I immediately rushed off after the unfamiliar man and, without the slightest doubt, would have caught him, if I hadn't twisted the foot on my sprained leg. But then, as I groaned in pain and restored my balance, the strange gentleman had already fled from my sight, and I felt Albert grabbing me.
"Leo!" he grew surprised. "Where are you going?"
"Nowhere now," I winced, having realized that I couldn't remember the uncanny stranger's face, or even clothing.
Anyway, what would I have said to him? "Hey! You've got a shadow on your shoulder!?"
Nonsense!
"Let's go!" The poet hurried me on. "The race is starting!"
In one of his hands, he was squeezing a pile of little bet tickets, and in the other there was a rented pair of theater binoculars. Seeing that, it became clear that Albert was firm in his intention to spend t
his time as best he could; not even a trace remained of his earlier skepticism.
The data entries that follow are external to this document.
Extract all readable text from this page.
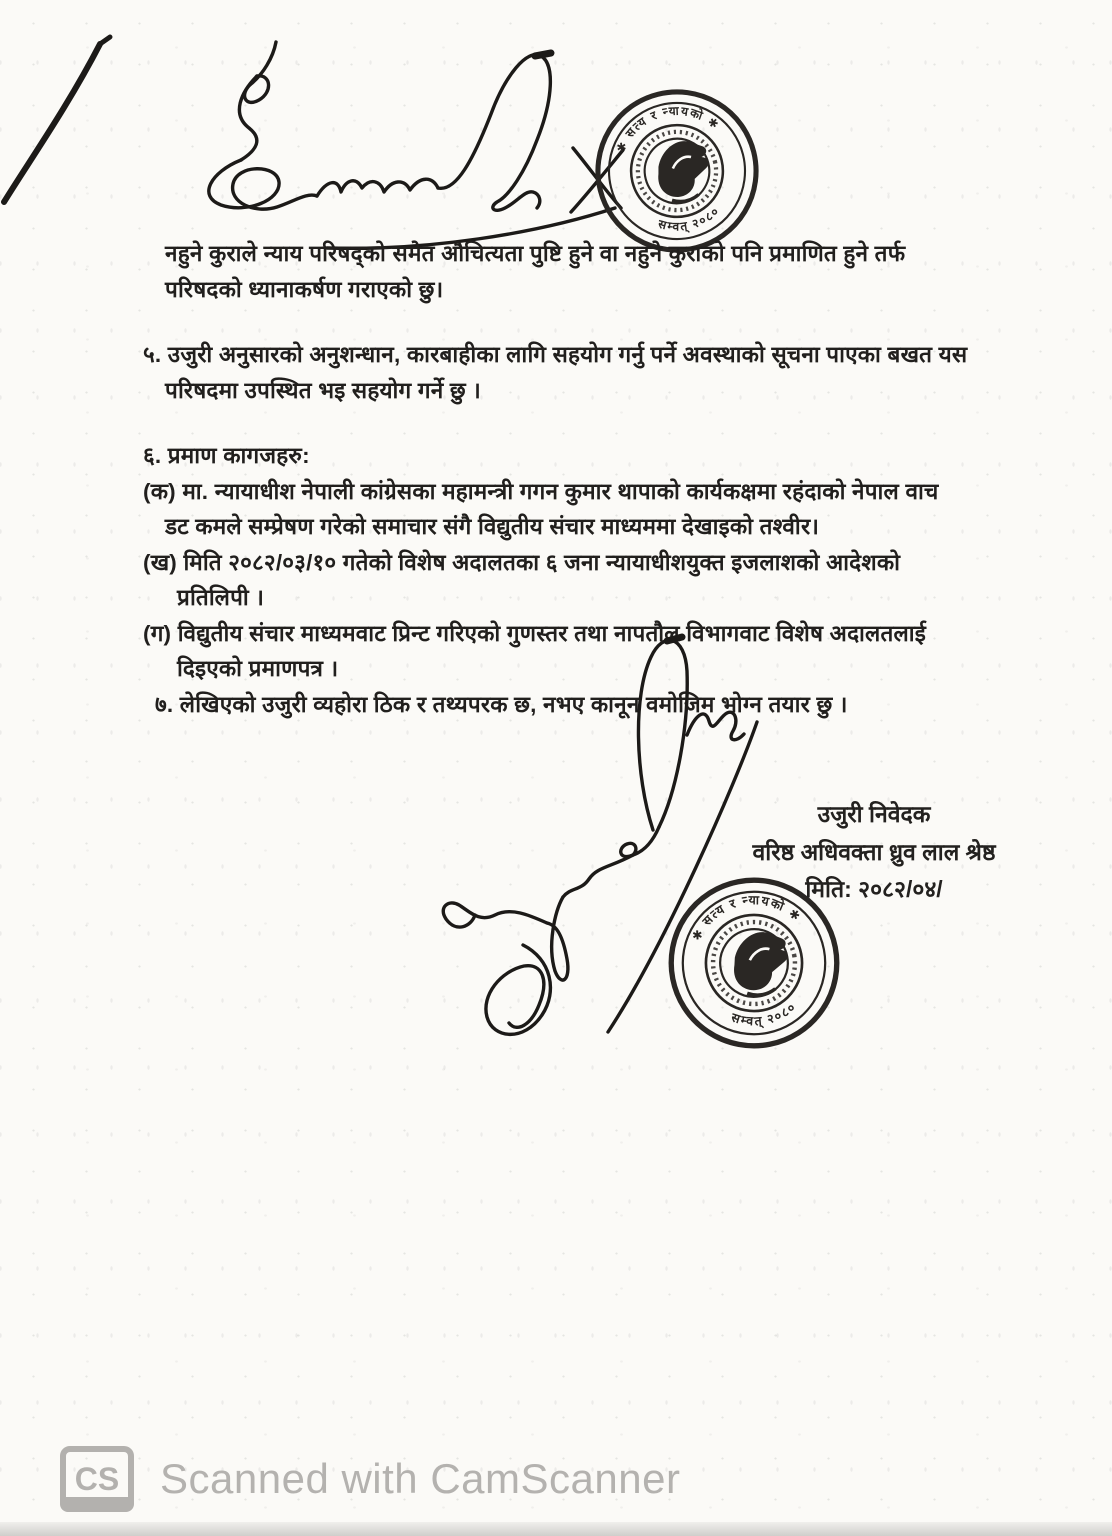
✱ सत्य र न्यायको ✱
सम्वत् २०८०
नहुने कुराले न्याय परिषद्को समेत औचित्यता पुष्टि हुने वा नहुने कुराको पनि प्रमाणित हुने तर्फ
परिषदको ध्यानाकर्षण गराएको छु।
५. उजुरी अनुसारको अनुशन्धान, कारबाहीका लागि सहयोग गर्नु पर्ने अवस्थाको सूचना पाएका बखत यस
परिषदमा उपस्थित भइ सहयोग गर्ने छु ।
६. प्रमाण कागजहरु:
(क) मा. न्यायाधीश नेपाली कांग्रेसका महामन्त्री गगन कुमार थापाको कार्यकक्षमा रहंदाको नेपाल वाच
डट कमले सम्प्रेषण गरेको समाचार संगै विद्युतीय संचार माध्यममा देखाइको तश्वीर।
(ख) मिति २०८२/०३/१० गतेको विशेष अदालतका ६ जना न्यायाधीशयुक्त इजलाशको आदेशको
प्रतिलिपी ।
(ग) विद्युतीय संचार माध्यमवाट प्रिन्ट गरिएको गुणस्तर तथा नापतौल विभागवाट विशेष अदालतलाई
दिइएको प्रमाणपत्र ।
७. लेखिएको उजुरी व्यहोरा ठिक र तथ्यपरक छ, नभए कानून वमोजिम भोग्न तयार छु ।
✱ सत्य र न्यायको ✱
सम्वत् २०८०
उजुरी निवेदक
वरिष्ठ अधिवक्ता ध्रुव लाल श्रेष्ठ
मिति: २०८२/०४/
CS Scanned with CamScanner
We walked through into the hippodrome and went up the stairs, which had been worn down for centuries, until we reached the second deck. There were plenty of viewers up here too, but the huge size of the amphitheater meant that it was still not hard to find a free seat; the ancients built in style, you could not take that away from them.
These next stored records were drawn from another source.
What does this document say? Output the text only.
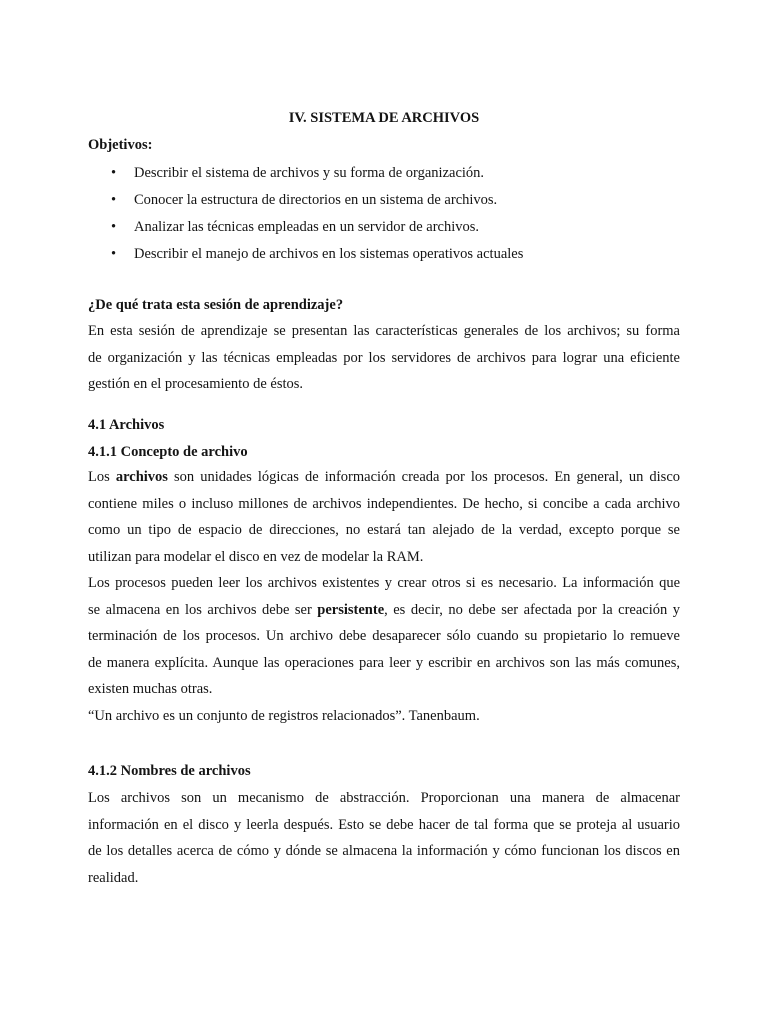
IV. SISTEMA DE ARCHIVOS
Objetivos:
• Describir el sistema de archivos y su forma de organización.
• Conocer la estructura de directorios en un sistema de archivos.
• Analizar las técnicas empleadas en un servidor de archivos.
• Describir el manejo de archivos en los sistemas operativos actuales
¿De qué trata esta sesión de aprendizaje?
En esta sesión de aprendizaje se presentan las características generales de los archivos; su forma
de organización y las técnicas empleadas por los servidores de archivos para lograr una eficiente
gestión en el procesamiento de éstos.
4.1 Archivos
4.1.1 Concepto de archivo
Los archivos son unidades lógicas de información creada por los procesos. En general, un disco
contiene miles o incluso millones de archivos independientes. De hecho, si concibe a cada archivo
como un tipo de espacio de direcciones, no estará tan alejado de la verdad, excepto porque se
utilizan para modelar el disco en vez de modelar la RAM.
Los procesos pueden leer los archivos existentes y crear otros si es necesario. La información que
se almacena en los archivos debe ser persistente, es decir, no debe ser afectada por la creación y
terminación de los procesos. Un archivo debe desaparecer sólo cuando su propietario lo remueve
de manera explícita. Aunque las operaciones para leer y escribir en archivos son las más comunes,
existen muchas otras.
“Un archivo es un conjunto de registros relacionados”. Tanenbaum.
4.1.2 Nombres de archivos
Los archivos son un mecanismo de abstracción. Proporcionan una manera de almacenar
información en el disco y leerla después. Esto se debe hacer de tal forma que se proteja al usuario
de los detalles acerca de cómo y dónde se almacena la información y cómo funcionan los discos en
realidad.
A huge field spread out before us; in the middle, there was green grass. Around it, there stretched the oval of a racetrack. At the same time, you could have a half dozen other athletic competitions here. It wasn't for nothing that Baron de Coubertin had insisted on holding the Third Olympic Games precisely in New Babylon.
The pandemonium that reigned over it now was fairly extreme...
The sky, as before, was blanketed with a gray sheet of clouds, so Albert waved off a parasol offered to him by an old man, sat on the stone bench and took out his flask. He removed the stopper, and the subtle aroma of calvados drifted up to my nose.
I took the yellowed ivory binoculars from the poet and craned my neck, looking at the dirigible hovering over the arena. Despite the gusts of wind, it was staying in one place as if it had been glued there; the whole hippodrome must have been as easy to see from there as the palm of your hand.
"The horses run on the ground, not in the sky," Albert reminded me, taking another gulp.
"I am aware," I grumbled and handed over the VIP theater glasses.
Elizabeth-Maria von Nalz was sitting there, hand-in-hand with the nephew of the Minister of Justice, a doughy young man in a suit worth six times what mine was. My heart began to groan as if it had been pierced with a rusty needle.
"The horses don't run in the skyboxes for the mucky-mucks either," the poet chuckled, following my gaze.
I tore myself from the binoculars, looking expressively at my friend and asked:
"Did you bet a lot of money?"
"What does it matter to you?" Albert flared up, hurt to the quick by my insinuation. "I mean, I'll make it all back right now just from Admiral. He'll definitely come in first!"
"So, he's the reliable favorite? Who gave you the tip?"